The ONCD was created in 2019 by a bipartisan act of Congress and is now led by its second director, Harry Coker, a former CIA senior executive and naval officer, who was confirmed by Congress for the role in December 2023. The White House-based agency is overseeing and implementing these cyber workforce steps and other key cyber security policy measures, based on the National Cybersecurity Strategy, a 10-year plan it drafted, and the subsequent National Cyber Workforce and Education Strategy, Braun stated.

“The strategy really calls for two key shifts in how we think about cyber,” he continued. “No. 1 is that we're trying to shift the burden of cyber from the individual to the folks in industry that build our technology, the big tech companies … The second piece of this is really incentivizing long-term investments in cybersecurity on the front end of building out our national infrastructure.”

Notably, cyber initiatives have the funding to back up efforts, thanks in part to $1.8 trillion in appropriations across three major pieces of legislation, the Bipartisan Infrastructure Law (BIL)—which is for investing in roads, bridges and airports—the Inflation Reduction Act, and the CHIPS and Science Act.

“So, marrying up the cyber strategy with this $1.8 trillion of investment is a way that we're really trying to think about what the cyber ecosystem of the future looks like for us,” Braun stressed.

For those in the cybersecurity industry, this means creating opportunities that companies may not have thought of yet, Braun emphasized.

“Cyber is implicit throughout all three bills,” he said. “You can't build a wing of a modern airport without having cyber in it. You shouldn't hook up solar panel installations or wind farms to the grid without having cyber be a part of it, nor should you build an advanced manufacturing plant with CHIPS money without having cyber be a major part of the plant. And what we are trying to figure out and work with the [cybersecurity companies] on is how do we take the goals of the strategy and provide resources to those who invest in long-term cybersecurity and marrying that up with this 'once in a generation' investment.”
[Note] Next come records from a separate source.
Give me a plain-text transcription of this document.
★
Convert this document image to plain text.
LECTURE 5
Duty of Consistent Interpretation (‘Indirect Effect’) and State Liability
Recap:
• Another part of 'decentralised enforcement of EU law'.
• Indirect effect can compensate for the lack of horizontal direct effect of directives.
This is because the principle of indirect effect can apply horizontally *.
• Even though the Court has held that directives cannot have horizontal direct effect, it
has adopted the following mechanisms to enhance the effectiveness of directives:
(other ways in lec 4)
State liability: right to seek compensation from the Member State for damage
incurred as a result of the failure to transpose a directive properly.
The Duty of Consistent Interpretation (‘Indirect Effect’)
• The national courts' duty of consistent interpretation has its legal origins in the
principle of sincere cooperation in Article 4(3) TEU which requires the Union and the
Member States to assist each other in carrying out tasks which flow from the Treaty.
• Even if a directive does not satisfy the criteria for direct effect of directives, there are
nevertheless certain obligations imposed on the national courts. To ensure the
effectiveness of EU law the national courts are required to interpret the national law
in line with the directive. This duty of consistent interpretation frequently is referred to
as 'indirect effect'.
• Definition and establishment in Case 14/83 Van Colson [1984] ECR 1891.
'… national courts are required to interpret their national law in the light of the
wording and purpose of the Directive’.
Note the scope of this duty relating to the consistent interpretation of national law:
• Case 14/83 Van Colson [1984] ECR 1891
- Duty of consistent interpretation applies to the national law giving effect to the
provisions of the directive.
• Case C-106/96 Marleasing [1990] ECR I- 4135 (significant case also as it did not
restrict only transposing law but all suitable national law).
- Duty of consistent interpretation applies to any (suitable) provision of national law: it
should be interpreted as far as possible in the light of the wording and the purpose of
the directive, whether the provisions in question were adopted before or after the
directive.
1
To provide a central knowledge of resources for the federal government and states to build a cyber workforce, the ONCD also took inventory of all the programs that support federal cyber workforce development across the country. The office found 109 such programs, including scholarships, grants and other programs at the state and local levels.

“I was just in the mayor's office in Cleveland, and they were like, ‘How do we do a better job of building out our cyber workforce?’” Braun said. “Instead of doing what the White House normally does, which is to give you a ‘best practice guide,’ I could say, ‘Actually, there's 109 programs that you guys can access, and feel free to reach back out to us for any more information.’”

Lastly, what is different about the ONCD than other agencies is that it has up “to nearly 100 people whose sole job is driving federal cohesion on cybersecurity,” Braun emphasized. This means interagency calls on a daily basis and tracking cybersecurity efforts on a federal scale to make sure cybersecurity happens.

“I'm not aware of another time in the history of the federal government where we put out a strategy on cybersecurity like this and then had a team this large that was driving implementation of it and cohesion across the federal government to implement that strategy,” he said.

TechNet Cyber is an annual event held in Baltimore, Maryland, organized by AFCEA International. SIGNAL Media is the official media of AFCEA.